As well as public transport, Singapore has recently looking into driverless vehicle systems for their port cargo transportation.

What’s the big deal?

Perhaps no other technology subsector has sparked the imaginations of consumers everywhere the way that autonomous vehicles have. The potential of the technology to not only save more lives but change the way we think about transportation and driving is huge.

In the future, it could prove to be “irresponsible” allow people to drive, according to Doug Parker, the COO of nuTonomy. In fact, it could transform driving from a necessary practice into a leisure activity.

Furthermore, significant strides in the autonomous vehicle space could spark a host of innovations in other related spaces including autonomous buses for reducing congestion rampant across the region; or autonomous airplanes, as are being championed by Airbus and Boeing.

Some are skeptical about the raw potential of autonomous vehicles–estimates for their adoption range anywhere from the next two years to a decade’s worth of testing before we see any real, critical change in the way we think about these technologies.

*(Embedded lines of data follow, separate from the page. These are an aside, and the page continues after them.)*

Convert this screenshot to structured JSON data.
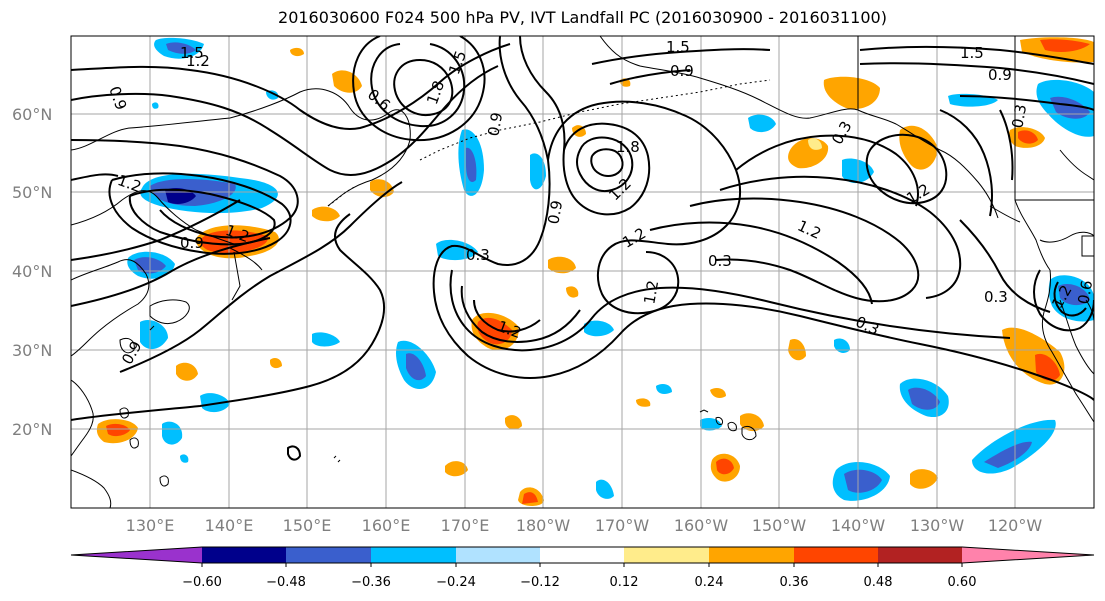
{
  "title": "2016030600 F024 500 hPa PV, IVT Landfall PC (2016030900 - 2016031100)",
  "lat_labels": [
    "60°N",
    "50°N",
    "40°N",
    "30°N",
    "20°N"
  ],
  "lon_labels": [
    "130°E",
    "140°E",
    "150°E",
    "160°E",
    "170°E",
    "180°W",
    "170°W",
    "160°W",
    "150°W",
    "140°W",
    "130°W",
    "120°W"
  ],
  "contour_labels": [
    "1.5",
    "1.2",
    "0.9",
    "0.6",
    "1.8",
    "1.5",
    "0.9",
    "1.8",
    "1.2",
    "0.9",
    "1.2",
    "0.9",
    "1.2",
    "0.3",
    "1.2",
    "0.9",
    "1.2",
    "1.2",
    "0.3",
    "1.2",
    "1.2",
    "0.3",
    "1.5",
    "0.9",
    "0.3",
    "1.2",
    "0.3",
    "0.6",
    "0.3",
    "0.9",
    "1.5"
  ],
  "colorbar": {
    "ticks": [
      "−0.60",
      "−0.48",
      "−0.36",
      "−0.24",
      "−0.12",
      "0.12",
      "0.24",
      "0.36",
      "0.48",
      "0.60"
    ],
    "colors": [
      "#9a32cd",
      "#00008b",
      "#3a5fcd",
      "#00bfff",
      "#b0e2ff",
      "#ffffff",
      "#ffec8b",
      "#ffa500",
      "#ff4500",
      "#b22222",
      "#ff82ab"
    ]
  }
}
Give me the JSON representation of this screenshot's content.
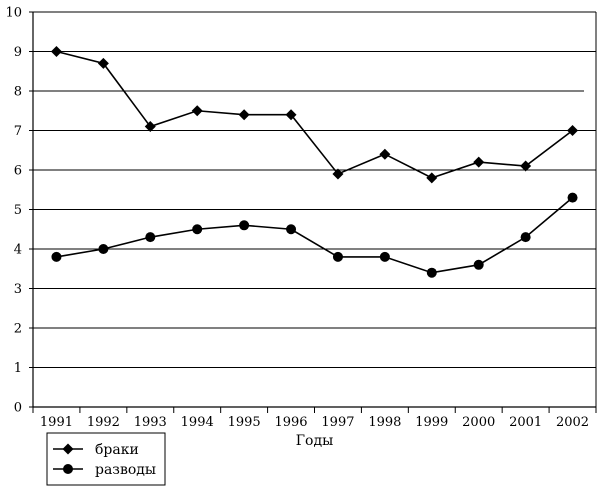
{
  "chart_data": {
    "type": "line",
    "xlabel": "Годы",
    "ylabel": "",
    "ylim": [
      0,
      10
    ],
    "yticks": [
      "0",
      "1",
      "2",
      "3",
      "4",
      "5",
      "6",
      "7",
      "8",
      "9",
      "10"
    ],
    "categories": [
      "1991",
      "1992",
      "1993",
      "1994",
      "1995",
      "1996",
      "1997",
      "1998",
      "1999",
      "2000",
      "2001",
      "2002"
    ],
    "series": [
      {
        "name": "браки",
        "marker": "diamond",
        "color": "#000000",
        "values": [
          9.0,
          8.7,
          7.1,
          7.5,
          7.4,
          7.4,
          5.9,
          6.4,
          5.8,
          6.2,
          6.1,
          7.0
        ]
      },
      {
        "name": "разводы",
        "marker": "circle",
        "color": "#000000",
        "values": [
          3.8,
          4.0,
          4.3,
          4.5,
          4.6,
          4.5,
          3.8,
          3.8,
          3.4,
          3.6,
          4.3,
          5.3
        ]
      }
    ],
    "grid": true,
    "legend_position": "bottom-left"
  }
}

However, it’s clear that we’re going to see a future where the driver is digital, whenever that moment does arrive.

5. Transportation trends 2018

The future looks bright for the transportation industry, and 2018 will likely see more innovations, drama and development.

So here are some potential trends to keep an eye on as we move cautiously into the new year.

Public transportation gets a tech update

The public transport industry is going through a tech revolution. And necessarily so. Birth and life expectancy rates are increasing, and as a result, the global population is growing, creating with it an inevitable future of overpopulated cities, congested roads and pollution. More and more, governments, city planners and policymakers are forced to face with growing demands for better, more sustainable, more efficient and well, smarter transportation options.

For example, commuters can now buy train tickets through apps, and with Apple Pay. In cities, you can simply tap your contactless bank card to pay for your public transport journey, and in some cities, such as Shanghai, subway systems are implementing AI technology, which means you can use facial recognition in order to purchase tickets.

Last-mile first

The “last mile” is a phrase used to describe the movement of people and goods from a transportation hub to their final destination, ie. their homes.

New developments across Southeast Asia seek to address this problem. For instance, in the last year, the bike-sharing market has boomed. Companies such as Chinese startup Mobike (available in Kuala Lumpur and Bangkok), and Singapore’s oBike,  allow users to unlock bikes docked along sidewalks through their smartphones.

“Bike-sharing has been crazy since late last year … The general belief is that [it] boosts the utilization of public transport as shared bikes help to complete the journey,” said Harry Liu, a downstream consultant with IHS Markit. (as reported by csmonitor)

The growth of ride-hailing services also seeks to solve the problem of the first and last mile connectivity for passengers. Often, people do not use public transport due to the unavailability of stations within walking distance to their homes. Ride-hailing services such as Uber and Grab enable commuters a cheap and convenient way to get to and from stations.

Go-Jek’s empire

Founded in 2010, Go-Jek started as a motorbike taxi on-demand service but has since expanded into a courier, transport, and shopping service in Indonesia. Its fleet now exceeds 400,000 drivers, including motorcycles, cars and trucks and is available to people in 50 cities in Indonesia.